It’s really just that easy. One day, you wake up and you effortlessly sell more effectively than you ever imagined possible. The only trouble is that there are thousands of days between today and that day.
Practice Makes Perfect
I have always hated the saying “Practice doesn’t make perfect. Perfect practice makes perfect.” There is no such thing as perfect practice. Practice is the fine art of making mistake after mistake and correction after correction on your way to finally gaining something that looks like competency. Only when you get to competency can you even begin to shoot for something resembles perfect.
Selling well is no different. You try some things. Some things work, others are horrendous mistakes that lead to abysmal failures. But the painful lessons learned are what teach you not to repeat your mistakes.
It takes hours, days, weeks, months, and years of practice.
Painful Lessons Make Good Learning
I have always taught salespeople to never leave a face-to-face meeting or sales interaction without scheduling their next appointment. It’s easier to obtain that commitment when you are sitting face-to-face with your dream client with your calendar open in front of you.

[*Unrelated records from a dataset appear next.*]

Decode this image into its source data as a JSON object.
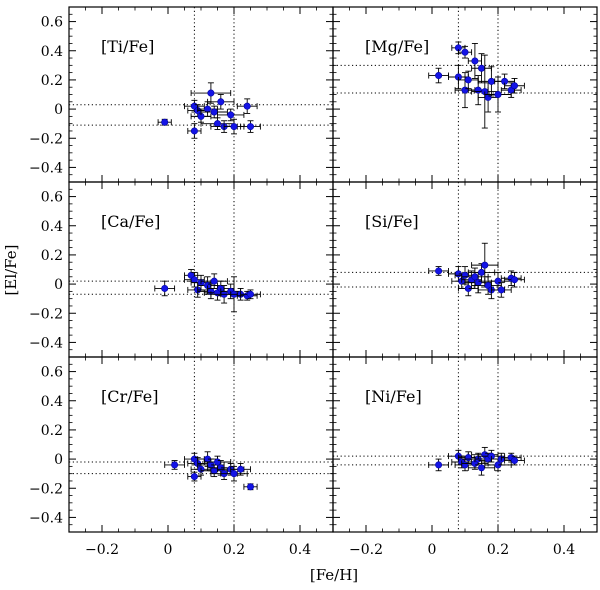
{
  "chart_data": {
    "type": "scatter",
    "xlabel": "[Fe/H]",
    "ylabel": "[El/Fe]",
    "xlim": [
      -0.3,
      0.5
    ],
    "ylim": [
      -0.5,
      0.7
    ],
    "x_ticks": [
      -0.2,
      0,
      0.2,
      0.4
    ],
    "x_tick_labels": [
      "−0.2",
      "0",
      "0.2",
      "0.4"
    ],
    "y_ticks": [
      -0.4,
      -0.2,
      0,
      0.2,
      0.4,
      0.6
    ],
    "y_tick_labels": [
      "−0.4",
      "−0.2",
      "0",
      "0.2",
      "0.4",
      "0.6"
    ],
    "vertical_reference_lines": [
      0.08,
      0.2
    ],
    "marker_color": "#1414e6",
    "panels": [
      {
        "label": "[Ti/Fe]",
        "hlines": [
          0.03,
          -0.11
        ],
        "points": [
          {
            "x": -0.01,
            "y": -0.09,
            "xerr": 0.02,
            "yerr": 0.02
          },
          {
            "x": 0.08,
            "y": -0.15,
            "xerr": 0.02,
            "yerr": 0.05
          },
          {
            "x": 0.08,
            "y": 0.02,
            "xerr": 0.03,
            "yerr": 0.04
          },
          {
            "x": 0.09,
            "y": -0.01,
            "xerr": 0.03,
            "yerr": 0.04
          },
          {
            "x": 0.1,
            "y": -0.05,
            "xerr": 0.03,
            "yerr": 0.04
          },
          {
            "x": 0.12,
            "y": 0.0,
            "xerr": 0.03,
            "yerr": 0.05
          },
          {
            "x": 0.13,
            "y": 0.11,
            "xerr": 0.06,
            "yerr": 0.07
          },
          {
            "x": 0.14,
            "y": -0.02,
            "xerr": 0.04,
            "yerr": 0.04
          },
          {
            "x": 0.15,
            "y": -0.1,
            "xerr": 0.05,
            "yerr": 0.04
          },
          {
            "x": 0.16,
            "y": 0.05,
            "xerr": 0.04,
            "yerr": 0.05
          },
          {
            "x": 0.17,
            "y": -0.12,
            "xerr": 0.04,
            "yerr": 0.04
          },
          {
            "x": 0.19,
            "y": -0.04,
            "xerr": 0.04,
            "yerr": 0.04
          },
          {
            "x": 0.2,
            "y": -0.12,
            "xerr": 0.03,
            "yerr": 0.05
          },
          {
            "x": 0.24,
            "y": 0.02,
            "xerr": 0.03,
            "yerr": 0.05
          },
          {
            "x": 0.25,
            "y": -0.12,
            "xerr": 0.03,
            "yerr": 0.04
          }
        ]
      },
      {
        "label": "[Mg/Fe]",
        "hlines": [
          0.3,
          0.11
        ],
        "points": [
          {
            "x": 0.02,
            "y": 0.23,
            "xerr": 0.03,
            "yerr": 0.05
          },
          {
            "x": 0.08,
            "y": 0.42,
            "xerr": 0.02,
            "yerr": 0.04
          },
          {
            "x": 0.08,
            "y": 0.22,
            "xerr": 0.03,
            "yerr": 0.08
          },
          {
            "x": 0.1,
            "y": 0.39,
            "xerr": 0.02,
            "yerr": 0.04
          },
          {
            "x": 0.1,
            "y": 0.13,
            "xerr": 0.03,
            "yerr": 0.12
          },
          {
            "x": 0.11,
            "y": 0.2,
            "xerr": 0.03,
            "yerr": 0.06
          },
          {
            "x": 0.13,
            "y": 0.33,
            "xerr": 0.02,
            "yerr": 0.12
          },
          {
            "x": 0.14,
            "y": 0.13,
            "xerr": 0.03,
            "yerr": 0.1
          },
          {
            "x": 0.15,
            "y": 0.28,
            "xerr": 0.03,
            "yerr": 0.1
          },
          {
            "x": 0.16,
            "y": 0.12,
            "xerr": 0.04,
            "yerr": 0.25
          },
          {
            "x": 0.17,
            "y": 0.08,
            "xerr": 0.03,
            "yerr": 0.1
          },
          {
            "x": 0.18,
            "y": 0.19,
            "xerr": 0.04,
            "yerr": 0.1
          },
          {
            "x": 0.2,
            "y": 0.1,
            "xerr": 0.04,
            "yerr": 0.12
          },
          {
            "x": 0.22,
            "y": 0.19,
            "xerr": 0.03,
            "yerr": 0.05
          },
          {
            "x": 0.24,
            "y": 0.13,
            "xerr": 0.03,
            "yerr": 0.05
          },
          {
            "x": 0.25,
            "y": 0.16,
            "xerr": 0.03,
            "yerr": 0.05
          }
        ]
      },
      {
        "label": "[Ca/Fe]",
        "hlines": [
          0.02,
          -0.07
        ],
        "points": [
          {
            "x": -0.01,
            "y": -0.03,
            "xerr": 0.03,
            "yerr": 0.05
          },
          {
            "x": 0.07,
            "y": 0.06,
            "xerr": 0.02,
            "yerr": 0.04
          },
          {
            "x": 0.08,
            "y": 0.03,
            "xerr": 0.03,
            "yerr": 0.05
          },
          {
            "x": 0.09,
            "y": -0.04,
            "xerr": 0.03,
            "yerr": 0.05
          },
          {
            "x": 0.1,
            "y": 0.01,
            "xerr": 0.03,
            "yerr": 0.05
          },
          {
            "x": 0.12,
            "y": -0.01,
            "xerr": 0.03,
            "yerr": 0.06
          },
          {
            "x": 0.13,
            "y": -0.05,
            "xerr": 0.04,
            "yerr": 0.05
          },
          {
            "x": 0.14,
            "y": 0.02,
            "xerr": 0.04,
            "yerr": 0.05
          },
          {
            "x": 0.15,
            "y": -0.06,
            "xerr": 0.04,
            "yerr": 0.05
          },
          {
            "x": 0.16,
            "y": -0.03,
            "xerr": 0.04,
            "yerr": 0.05
          },
          {
            "x": 0.17,
            "y": -0.07,
            "xerr": 0.04,
            "yerr": 0.06
          },
          {
            "x": 0.19,
            "y": -0.05,
            "xerr": 0.03,
            "yerr": 0.05
          },
          {
            "x": 0.2,
            "y": -0.07,
            "xerr": 0.04,
            "yerr": 0.12
          },
          {
            "x": 0.22,
            "y": -0.07,
            "xerr": 0.03,
            "yerr": 0.04
          },
          {
            "x": 0.24,
            "y": -0.08,
            "xerr": 0.03,
            "yerr": 0.03
          },
          {
            "x": 0.25,
            "y": -0.07,
            "xerr": 0.03,
            "yerr": 0.03
          }
        ]
      },
      {
        "label": "[Si/Fe]",
        "hlines": [
          0.08,
          -0.02
        ],
        "points": [
          {
            "x": 0.02,
            "y": 0.09,
            "xerr": 0.03,
            "yerr": 0.03
          },
          {
            "x": 0.08,
            "y": 0.07,
            "xerr": 0.03,
            "yerr": 0.05
          },
          {
            "x": 0.09,
            "y": 0.02,
            "xerr": 0.03,
            "yerr": 0.05
          },
          {
            "x": 0.1,
            "y": 0.06,
            "xerr": 0.03,
            "yerr": 0.06
          },
          {
            "x": 0.11,
            "y": -0.03,
            "xerr": 0.03,
            "yerr": 0.05
          },
          {
            "x": 0.12,
            "y": 0.03,
            "xerr": 0.03,
            "yerr": 0.06
          },
          {
            "x": 0.13,
            "y": 0.05,
            "xerr": 0.04,
            "yerr": 0.06
          },
          {
            "x": 0.14,
            "y": 0.01,
            "xerr": 0.04,
            "yerr": 0.07
          },
          {
            "x": 0.15,
            "y": 0.08,
            "xerr": 0.04,
            "yerr": 0.06
          },
          {
            "x": 0.16,
            "y": 0.13,
            "xerr": 0.04,
            "yerr": 0.15
          },
          {
            "x": 0.17,
            "y": -0.01,
            "xerr": 0.04,
            "yerr": 0.06
          },
          {
            "x": 0.18,
            "y": -0.04,
            "xerr": 0.04,
            "yerr": 0.06
          },
          {
            "x": 0.2,
            "y": 0.02,
            "xerr": 0.04,
            "yerr": 0.06
          },
          {
            "x": 0.21,
            "y": -0.04,
            "xerr": 0.03,
            "yerr": 0.05
          },
          {
            "x": 0.24,
            "y": 0.04,
            "xerr": 0.03,
            "yerr": 0.05
          },
          {
            "x": 0.25,
            "y": 0.03,
            "xerr": 0.03,
            "yerr": 0.05
          }
        ]
      },
      {
        "label": "[Cr/Fe]",
        "hlines": [
          -0.02,
          -0.1
        ],
        "points": [
          {
            "x": 0.02,
            "y": -0.04,
            "xerr": 0.03,
            "yerr": 0.03
          },
          {
            "x": 0.08,
            "y": -0.12,
            "xerr": 0.02,
            "yerr": 0.03
          },
          {
            "x": 0.08,
            "y": 0.0,
            "xerr": 0.03,
            "yerr": 0.04
          },
          {
            "x": 0.09,
            "y": -0.03,
            "xerr": 0.03,
            "yerr": 0.04
          },
          {
            "x": 0.1,
            "y": -0.07,
            "xerr": 0.03,
            "yerr": 0.04
          },
          {
            "x": 0.12,
            "y": 0.0,
            "xerr": 0.03,
            "yerr": 0.05
          },
          {
            "x": 0.13,
            "y": -0.04,
            "xerr": 0.04,
            "yerr": 0.04
          },
          {
            "x": 0.14,
            "y": -0.08,
            "xerr": 0.04,
            "yerr": 0.04
          },
          {
            "x": 0.15,
            "y": -0.02,
            "xerr": 0.04,
            "yerr": 0.04
          },
          {
            "x": 0.16,
            "y": -0.06,
            "xerr": 0.04,
            "yerr": 0.05
          },
          {
            "x": 0.17,
            "y": -0.1,
            "xerr": 0.04,
            "yerr": 0.04
          },
          {
            "x": 0.19,
            "y": -0.07,
            "xerr": 0.04,
            "yerr": 0.04
          },
          {
            "x": 0.2,
            "y": -0.1,
            "xerr": 0.04,
            "yerr": 0.05
          },
          {
            "x": 0.22,
            "y": -0.07,
            "xerr": 0.03,
            "yerr": 0.04
          },
          {
            "x": 0.25,
            "y": -0.19,
            "xerr": 0.02,
            "yerr": 0.02
          }
        ]
      },
      {
        "label": "[Ni/Fe]",
        "hlines": [
          0.02,
          -0.04
        ],
        "points": [
          {
            "x": 0.02,
            "y": -0.04,
            "xerr": 0.03,
            "yerr": 0.04
          },
          {
            "x": 0.08,
            "y": 0.02,
            "xerr": 0.03,
            "yerr": 0.04
          },
          {
            "x": 0.09,
            "y": -0.02,
            "xerr": 0.03,
            "yerr": 0.04
          },
          {
            "x": 0.1,
            "y": -0.04,
            "xerr": 0.03,
            "yerr": 0.04
          },
          {
            "x": 0.11,
            "y": 0.01,
            "xerr": 0.03,
            "yerr": 0.04
          },
          {
            "x": 0.13,
            "y": -0.03,
            "xerr": 0.04,
            "yerr": 0.04
          },
          {
            "x": 0.14,
            "y": 0.0,
            "xerr": 0.04,
            "yerr": 0.04
          },
          {
            "x": 0.15,
            "y": -0.06,
            "xerr": 0.04,
            "yerr": 0.05
          },
          {
            "x": 0.16,
            "y": 0.03,
            "xerr": 0.04,
            "yerr": 0.05
          },
          {
            "x": 0.17,
            "y": 0.0,
            "xerr": 0.04,
            "yerr": 0.04
          },
          {
            "x": 0.18,
            "y": 0.02,
            "xerr": 0.04,
            "yerr": 0.04
          },
          {
            "x": 0.2,
            "y": -0.04,
            "xerr": 0.04,
            "yerr": 0.04
          },
          {
            "x": 0.21,
            "y": 0.0,
            "xerr": 0.03,
            "yerr": 0.04
          },
          {
            "x": 0.24,
            "y": 0.01,
            "xerr": 0.03,
            "yerr": 0.03
          },
          {
            "x": 0.25,
            "y": -0.01,
            "xerr": 0.03,
            "yerr": 0.03
          }
        ]
      }
    ]
  }
}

Preach as I may, some salespeople leave their appointment with no future commitment. They return to their office, proud of how well their sales call went, and full of hope. Then, they begin the painful struggle of securing the future commitment, devastated that their phone calls go unreturned, their emails go unanswered, and their opportunity sits stalled in their pipeline for weeks—or longer.
This is a painful enough lesson that observant, thoughtful, and introspective salespeople don’t normally continue to make it after learning it the hard way.
Another Painful Lesson
Being effective means leveraging activities that produce the greatest result for the least amount of effort. This reminds of something the great Yogi Berra once said: “In theory there is no difference between theory and practice. In practice there is.” In theory, minimal effort for maximum results sounds good; in practice, all the best results tend to come from the greatest effort.
Some salespeople believe that they can win deals by simply waiting for and winning RFPs. Completing RFPs may feel as if you are effectively building a pipeline of opportunities, and from time to time, you may even be lucky enough to win one. But over time, you discover that the easiest way to build a solid pipeline of opportunities that will actually produce results is through diligent, disciplined effort at prospecting.
This lesson is often learned after you suffer the pain of a few quarters of missed quotas—or worse.
Lessons, There for the Taking
The act of selling is wonderful for educating you to sell well. The lessons are constantly being taught, and they are there for you to study.
Sales, like a whole bunch of other human endeavors, must be learned by each generation on its own, with none of all the hard gained knowledge and education passed on—despite the best efforts of those who already took their lumps in gaining that knowledge to share it.
If you are thoughtful, observant, and willing to adopt new beliefs and behaviors, you can learn from the painful lessons of your mistakes. If you practice, and if you learn well and take new actions, you will wake up one day far in the future, and selling will seem to be a whole lot easier.
Questions
What are the most painful losses you have suffered in selling?
What lessons you have learned from your failures?
What lessons should salespeople try not to learn the hard way?
What’s the best way to learn from mistakes and to share those lessons?